An essential step before implementing active periodontal therapy is the assessment of furcation involvement of the teeth. The dentist would mainly diagnose furcation involvement on clinical probing, and debridement surgeries can be performed in the furcation area with the help of certain diamond-coated sonic scalers during the flap surgery.
Other accessory procedures like pocket elimination surgery, regeneration procedures, bone grafts, and osseous resection are all only additionally attempted if absolutely indicated in the periodontally compromised patient.
The choice to extract severely compromised remaining teeth in a partially edentulous patient depends upon the dentist alone after active periodontal therapy. Supposing the teeth in question have a hopeless prognosis. It is indeed unpredictable, as even after the initial phase of periodontal treatment, the teeth have failed to respond to periodontal surgical therapy in such cases. Also, if periodontitis is eliminated or at least prevented from reoccurrence for some time, then full-arch fixed bridges are a good option recommended by the dentist, prosthodontist, or implantologist to successfully maintain the fixed bridges on a minimal number of abutment teeth.
Periodontally affected teeth that have responded to treatment in terms of tooth health but still have not regained any gingival or bone support and remain mobile can be splinted to retain them as abutments for the fixed bridge prosthesis. However, the question of the lifespan of such mobile teeth affected by weak periodontal support is always in doubt despite rigorous oral hygiene and frequent dental checkups. This is because the bone support is severely impacted, which has caused tooth mobility.
Still, evidence shows that such splinted teeth can also last with a 90 % survival rate, especially if the patient maintains good oral hygiene and follow-up dental visits that assure long-term prosthetic success. Splinting, however, is only a final option, according to the prosthetic surgeon, as it is mainly to enhance patient comfort. SPT or supportive periodontal therapy by the dentist is a significant factor that shows substantial improvement in the long-term success rates of the implant or crown and bridge prosthesis.
With regular supportive periodontal therapy, evidence shows that bone loss can be significantly prevented even after the prosthetic rehabilitation of the patient in the long term. Furthermore, the all-on-four concept of implant rehabilitation is also an advanced strategic modality that helps replace all the periodontally compromised teeth with a hopeless prognosis. This is done by extracting all the remaining teeth in the patient and then replacing them with dental implants using the novel "all-on-four" concept.

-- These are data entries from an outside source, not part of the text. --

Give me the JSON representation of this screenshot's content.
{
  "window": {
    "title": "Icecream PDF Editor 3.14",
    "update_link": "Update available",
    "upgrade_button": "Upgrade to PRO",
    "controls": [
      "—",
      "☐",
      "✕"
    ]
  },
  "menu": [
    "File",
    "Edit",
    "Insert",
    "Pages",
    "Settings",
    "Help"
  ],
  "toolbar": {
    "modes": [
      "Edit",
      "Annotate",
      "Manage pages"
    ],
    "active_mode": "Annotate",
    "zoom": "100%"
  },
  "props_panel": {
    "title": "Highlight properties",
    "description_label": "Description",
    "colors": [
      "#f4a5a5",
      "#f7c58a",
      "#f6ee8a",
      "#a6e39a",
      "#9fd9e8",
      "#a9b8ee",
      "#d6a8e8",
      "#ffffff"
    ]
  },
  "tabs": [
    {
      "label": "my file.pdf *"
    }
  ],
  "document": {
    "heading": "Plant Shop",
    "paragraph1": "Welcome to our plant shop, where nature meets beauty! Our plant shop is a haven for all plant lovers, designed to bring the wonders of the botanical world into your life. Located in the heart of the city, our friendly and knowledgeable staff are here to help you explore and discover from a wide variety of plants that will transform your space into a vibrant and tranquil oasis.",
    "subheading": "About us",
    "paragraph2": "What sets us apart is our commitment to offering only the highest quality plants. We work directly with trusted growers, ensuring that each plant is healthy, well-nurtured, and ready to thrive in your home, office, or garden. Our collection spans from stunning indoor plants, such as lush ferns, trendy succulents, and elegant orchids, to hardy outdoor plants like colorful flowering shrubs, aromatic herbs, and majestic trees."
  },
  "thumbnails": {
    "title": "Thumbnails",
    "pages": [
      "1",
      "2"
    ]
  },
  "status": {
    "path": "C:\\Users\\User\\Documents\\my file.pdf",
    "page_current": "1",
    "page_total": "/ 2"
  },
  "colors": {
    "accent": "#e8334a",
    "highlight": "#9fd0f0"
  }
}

Dental literature shows that this prosthetic implant strategy works with a 99.8 % survival rate for more than 24 months in patients who are ideal for dental implantation, which again depends on the factors like age of the individual, the bone volume, the bone density, and the period of edentulism or periodontal disease. Implant strategies may not work favorably in patients with altered immune responses, cellular stress, or immunocompromised bone healing (as in various general systemic conditions, syndromes, disorders, or STDs).
Hence proper, timely assessment by the prosthodontist or the implantologist for tooth replacement or for adopting active and supportive periodontal therapies before prosthetic rehabilitation treatment will prove highly productive in successful long-term outcomes.
To conclude, prosthetic rehabilitation be it by an implant or fixed prosthesis, is a clinically challenging phenomenon for the dentist that requires careful assessment of periodontal parameters, the prognosis of the teeth in question, patient cost factors, risk of complications, and patient's expectations of comfort and convenience. Hence, active periodontal therapy before rehabilitation and supportive periodontal therapy after rehabilitation will help long-term prosthetic success in periodontally compromised patients.